Somatic hypermutation unlocks antibody specificities beyond the primary repertoire.

Publication information:

Zuo, Teng, Avneesh Gautam, Shahab Saghaei, Sweta N Khobragade, Rahaman Ahmed, Azadeh Mahdavinia, Mehrdad Zarghami, Gaspar A Pacheco, Kenneth Green, Meghan Travers, Nicholas Garcia, Zahra Allahyari, Vishal Rao, Sachin Kumar, Robert Novak, Joyce K Hwang, and Duane R Wesemann. [2025] 2025. “Somatic Hypermutation Unlocks Antibody Specificities Beyond the Primary Repertoire”. Immunity. doi:10.1016/j.immuni.2025.04.014.

Abstract

B cell somatic hypermutation (SHM) and selection in germinal centers (GCs) enhance antibody affinity for antigen. Here, we investigated whether SHM-based antibody evolution is restricted to specificities established through V(D)J recombination in the primary repertoire. Tracking pre-defined non-specific B cells across multiple immunization models revealed that non-cognate B cells within GCs undergo SHM. Under conditions of limited B cell competition, these B cells generated de novo antigen recognition to multiple epitopes across diverse model antigens. Phylogenetic analyses identified diverse mutational pathways leading to new antigen affinities, and enhanced T cell co-stimulation further promoted new antigen recognition.
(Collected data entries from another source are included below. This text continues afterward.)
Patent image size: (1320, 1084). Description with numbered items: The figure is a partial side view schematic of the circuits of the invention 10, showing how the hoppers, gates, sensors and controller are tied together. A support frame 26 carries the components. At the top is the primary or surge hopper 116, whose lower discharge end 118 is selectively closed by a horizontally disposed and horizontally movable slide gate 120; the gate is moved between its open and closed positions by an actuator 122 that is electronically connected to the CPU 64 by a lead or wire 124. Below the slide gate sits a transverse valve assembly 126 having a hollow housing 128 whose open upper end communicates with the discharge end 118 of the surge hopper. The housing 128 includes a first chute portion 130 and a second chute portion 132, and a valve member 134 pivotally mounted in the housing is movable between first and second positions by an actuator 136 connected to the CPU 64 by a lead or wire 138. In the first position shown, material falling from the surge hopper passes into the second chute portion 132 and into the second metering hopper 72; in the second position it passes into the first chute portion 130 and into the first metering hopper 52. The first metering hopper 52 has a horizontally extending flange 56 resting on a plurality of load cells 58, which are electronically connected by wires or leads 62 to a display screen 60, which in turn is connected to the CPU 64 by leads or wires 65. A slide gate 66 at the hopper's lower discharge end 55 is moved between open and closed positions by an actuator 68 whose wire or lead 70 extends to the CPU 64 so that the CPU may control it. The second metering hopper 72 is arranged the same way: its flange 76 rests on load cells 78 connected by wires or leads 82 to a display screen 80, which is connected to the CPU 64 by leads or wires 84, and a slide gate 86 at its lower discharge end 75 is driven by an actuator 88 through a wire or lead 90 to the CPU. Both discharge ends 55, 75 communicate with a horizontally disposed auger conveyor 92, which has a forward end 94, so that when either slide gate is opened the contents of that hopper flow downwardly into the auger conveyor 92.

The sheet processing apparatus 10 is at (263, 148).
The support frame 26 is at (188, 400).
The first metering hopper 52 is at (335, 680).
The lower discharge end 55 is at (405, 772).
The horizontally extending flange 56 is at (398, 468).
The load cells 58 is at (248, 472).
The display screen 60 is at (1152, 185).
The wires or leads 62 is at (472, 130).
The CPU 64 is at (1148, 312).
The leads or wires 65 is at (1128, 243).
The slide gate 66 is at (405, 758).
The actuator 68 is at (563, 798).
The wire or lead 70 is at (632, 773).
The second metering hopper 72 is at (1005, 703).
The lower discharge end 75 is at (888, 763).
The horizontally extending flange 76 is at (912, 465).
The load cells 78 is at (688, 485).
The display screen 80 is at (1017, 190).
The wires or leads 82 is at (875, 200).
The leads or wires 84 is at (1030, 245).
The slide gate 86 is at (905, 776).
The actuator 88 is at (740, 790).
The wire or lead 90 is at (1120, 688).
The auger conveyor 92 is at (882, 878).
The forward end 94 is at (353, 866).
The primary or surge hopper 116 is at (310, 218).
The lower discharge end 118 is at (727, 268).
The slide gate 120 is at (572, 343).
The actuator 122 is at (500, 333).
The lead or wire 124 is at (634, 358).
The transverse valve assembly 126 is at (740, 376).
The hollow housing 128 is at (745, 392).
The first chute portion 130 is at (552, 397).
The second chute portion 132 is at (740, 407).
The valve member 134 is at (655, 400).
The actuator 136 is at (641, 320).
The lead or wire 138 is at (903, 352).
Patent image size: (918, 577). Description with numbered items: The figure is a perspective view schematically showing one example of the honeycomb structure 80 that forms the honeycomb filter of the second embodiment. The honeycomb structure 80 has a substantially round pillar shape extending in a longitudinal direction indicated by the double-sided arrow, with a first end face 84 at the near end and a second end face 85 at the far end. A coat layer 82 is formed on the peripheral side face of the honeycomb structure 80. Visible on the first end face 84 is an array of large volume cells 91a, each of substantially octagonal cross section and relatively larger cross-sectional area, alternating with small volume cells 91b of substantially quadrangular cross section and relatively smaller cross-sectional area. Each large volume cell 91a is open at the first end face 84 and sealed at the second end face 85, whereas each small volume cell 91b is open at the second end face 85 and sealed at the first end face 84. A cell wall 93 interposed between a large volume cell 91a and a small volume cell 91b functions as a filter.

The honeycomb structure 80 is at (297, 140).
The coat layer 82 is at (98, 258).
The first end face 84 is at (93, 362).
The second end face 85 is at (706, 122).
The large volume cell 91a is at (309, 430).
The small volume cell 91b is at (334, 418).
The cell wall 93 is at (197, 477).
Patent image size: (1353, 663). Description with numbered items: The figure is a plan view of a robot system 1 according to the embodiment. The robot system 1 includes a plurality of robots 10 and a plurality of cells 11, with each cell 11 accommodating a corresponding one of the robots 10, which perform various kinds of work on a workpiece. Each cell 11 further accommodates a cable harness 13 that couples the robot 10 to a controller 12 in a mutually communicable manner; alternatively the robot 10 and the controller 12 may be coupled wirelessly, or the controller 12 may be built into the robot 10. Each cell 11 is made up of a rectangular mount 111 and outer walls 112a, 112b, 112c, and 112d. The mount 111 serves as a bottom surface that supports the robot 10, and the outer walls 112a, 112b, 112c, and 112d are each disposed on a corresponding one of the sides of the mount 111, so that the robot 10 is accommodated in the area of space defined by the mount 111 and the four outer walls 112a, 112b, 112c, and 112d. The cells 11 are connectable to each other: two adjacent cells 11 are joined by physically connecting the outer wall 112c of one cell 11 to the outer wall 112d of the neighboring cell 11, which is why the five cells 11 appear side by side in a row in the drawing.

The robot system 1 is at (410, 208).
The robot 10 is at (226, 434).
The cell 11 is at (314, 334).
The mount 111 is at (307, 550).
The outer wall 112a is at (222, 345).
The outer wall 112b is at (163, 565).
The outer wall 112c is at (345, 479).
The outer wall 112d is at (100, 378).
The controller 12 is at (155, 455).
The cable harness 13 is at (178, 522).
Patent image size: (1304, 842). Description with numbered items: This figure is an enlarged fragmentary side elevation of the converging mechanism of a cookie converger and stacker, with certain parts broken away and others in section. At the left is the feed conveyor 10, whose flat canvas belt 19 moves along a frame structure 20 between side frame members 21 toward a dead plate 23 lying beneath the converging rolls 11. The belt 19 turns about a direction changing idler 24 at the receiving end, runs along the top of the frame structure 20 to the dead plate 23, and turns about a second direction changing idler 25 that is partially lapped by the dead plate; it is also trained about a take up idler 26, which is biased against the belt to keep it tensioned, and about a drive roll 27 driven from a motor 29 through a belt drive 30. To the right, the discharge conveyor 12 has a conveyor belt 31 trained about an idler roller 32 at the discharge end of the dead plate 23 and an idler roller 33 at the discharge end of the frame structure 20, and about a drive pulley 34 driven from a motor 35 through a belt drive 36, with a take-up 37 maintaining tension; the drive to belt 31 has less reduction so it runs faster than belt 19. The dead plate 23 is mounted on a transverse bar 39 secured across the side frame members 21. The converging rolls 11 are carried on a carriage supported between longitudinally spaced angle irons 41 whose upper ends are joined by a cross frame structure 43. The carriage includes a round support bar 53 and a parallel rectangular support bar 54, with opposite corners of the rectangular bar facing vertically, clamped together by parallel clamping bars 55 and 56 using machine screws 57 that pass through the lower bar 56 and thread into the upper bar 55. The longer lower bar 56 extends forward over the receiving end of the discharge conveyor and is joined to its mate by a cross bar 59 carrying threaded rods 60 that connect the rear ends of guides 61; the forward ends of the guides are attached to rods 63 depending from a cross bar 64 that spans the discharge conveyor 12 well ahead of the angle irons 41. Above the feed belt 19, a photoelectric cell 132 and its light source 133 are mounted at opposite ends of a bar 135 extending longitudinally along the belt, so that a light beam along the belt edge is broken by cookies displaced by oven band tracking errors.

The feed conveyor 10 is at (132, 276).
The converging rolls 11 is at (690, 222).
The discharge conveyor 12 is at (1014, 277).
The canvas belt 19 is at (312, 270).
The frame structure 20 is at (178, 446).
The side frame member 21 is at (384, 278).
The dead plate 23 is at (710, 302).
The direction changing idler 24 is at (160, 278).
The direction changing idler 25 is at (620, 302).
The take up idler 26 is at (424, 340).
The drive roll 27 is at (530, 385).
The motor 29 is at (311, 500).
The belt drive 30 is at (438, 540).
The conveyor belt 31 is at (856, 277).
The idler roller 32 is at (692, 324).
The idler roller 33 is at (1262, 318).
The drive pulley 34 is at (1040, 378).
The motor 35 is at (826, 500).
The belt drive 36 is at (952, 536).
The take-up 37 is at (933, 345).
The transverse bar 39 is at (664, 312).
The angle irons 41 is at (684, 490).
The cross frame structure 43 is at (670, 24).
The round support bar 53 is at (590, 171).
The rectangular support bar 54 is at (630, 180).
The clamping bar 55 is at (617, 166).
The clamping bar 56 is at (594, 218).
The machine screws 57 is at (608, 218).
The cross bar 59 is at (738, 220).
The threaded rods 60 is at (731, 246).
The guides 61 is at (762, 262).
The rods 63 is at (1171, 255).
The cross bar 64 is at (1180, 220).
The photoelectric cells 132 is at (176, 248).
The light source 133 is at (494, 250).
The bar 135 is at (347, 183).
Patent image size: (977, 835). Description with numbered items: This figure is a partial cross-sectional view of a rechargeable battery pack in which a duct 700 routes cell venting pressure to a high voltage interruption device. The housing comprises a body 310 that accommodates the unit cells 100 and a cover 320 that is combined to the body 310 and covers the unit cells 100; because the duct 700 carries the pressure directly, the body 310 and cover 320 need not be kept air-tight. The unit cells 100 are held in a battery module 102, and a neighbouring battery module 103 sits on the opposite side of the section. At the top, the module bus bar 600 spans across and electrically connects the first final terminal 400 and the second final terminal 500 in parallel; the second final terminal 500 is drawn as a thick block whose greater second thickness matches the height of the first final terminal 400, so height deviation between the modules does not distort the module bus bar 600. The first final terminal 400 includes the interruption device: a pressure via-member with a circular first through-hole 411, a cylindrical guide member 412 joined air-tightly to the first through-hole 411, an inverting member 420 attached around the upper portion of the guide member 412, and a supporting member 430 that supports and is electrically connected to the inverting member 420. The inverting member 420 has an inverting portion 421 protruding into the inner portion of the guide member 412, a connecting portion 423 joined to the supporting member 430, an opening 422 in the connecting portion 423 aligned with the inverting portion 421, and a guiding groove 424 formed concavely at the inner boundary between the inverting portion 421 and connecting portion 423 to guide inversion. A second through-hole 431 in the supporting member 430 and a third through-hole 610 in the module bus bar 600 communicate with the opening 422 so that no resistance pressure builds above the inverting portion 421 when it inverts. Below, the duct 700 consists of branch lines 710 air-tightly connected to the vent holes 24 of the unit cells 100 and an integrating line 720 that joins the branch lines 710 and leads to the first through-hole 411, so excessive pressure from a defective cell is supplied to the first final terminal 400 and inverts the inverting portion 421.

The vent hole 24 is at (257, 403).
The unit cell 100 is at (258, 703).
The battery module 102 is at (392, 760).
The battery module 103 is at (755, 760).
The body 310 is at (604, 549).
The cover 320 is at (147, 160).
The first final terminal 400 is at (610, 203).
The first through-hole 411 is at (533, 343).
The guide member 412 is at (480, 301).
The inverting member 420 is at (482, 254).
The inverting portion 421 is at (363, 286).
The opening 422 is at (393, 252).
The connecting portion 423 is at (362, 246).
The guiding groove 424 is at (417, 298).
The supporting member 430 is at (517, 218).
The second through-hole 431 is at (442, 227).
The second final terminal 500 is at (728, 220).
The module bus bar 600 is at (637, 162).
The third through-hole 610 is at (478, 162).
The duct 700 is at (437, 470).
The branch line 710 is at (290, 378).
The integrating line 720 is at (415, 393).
Our data support a model in which B cell competition-rather than an intrinsic requirement for specific affinity-limits the emergence of new affinities through SHM, highlighting the mammalian adaptive immune system's ability to explore antibody-antigen interactions beyond those encoded by the V(D)J-dependent primary repertoire, demonstrating the flexibility of SHM in not only ripening but also reshaping specificity.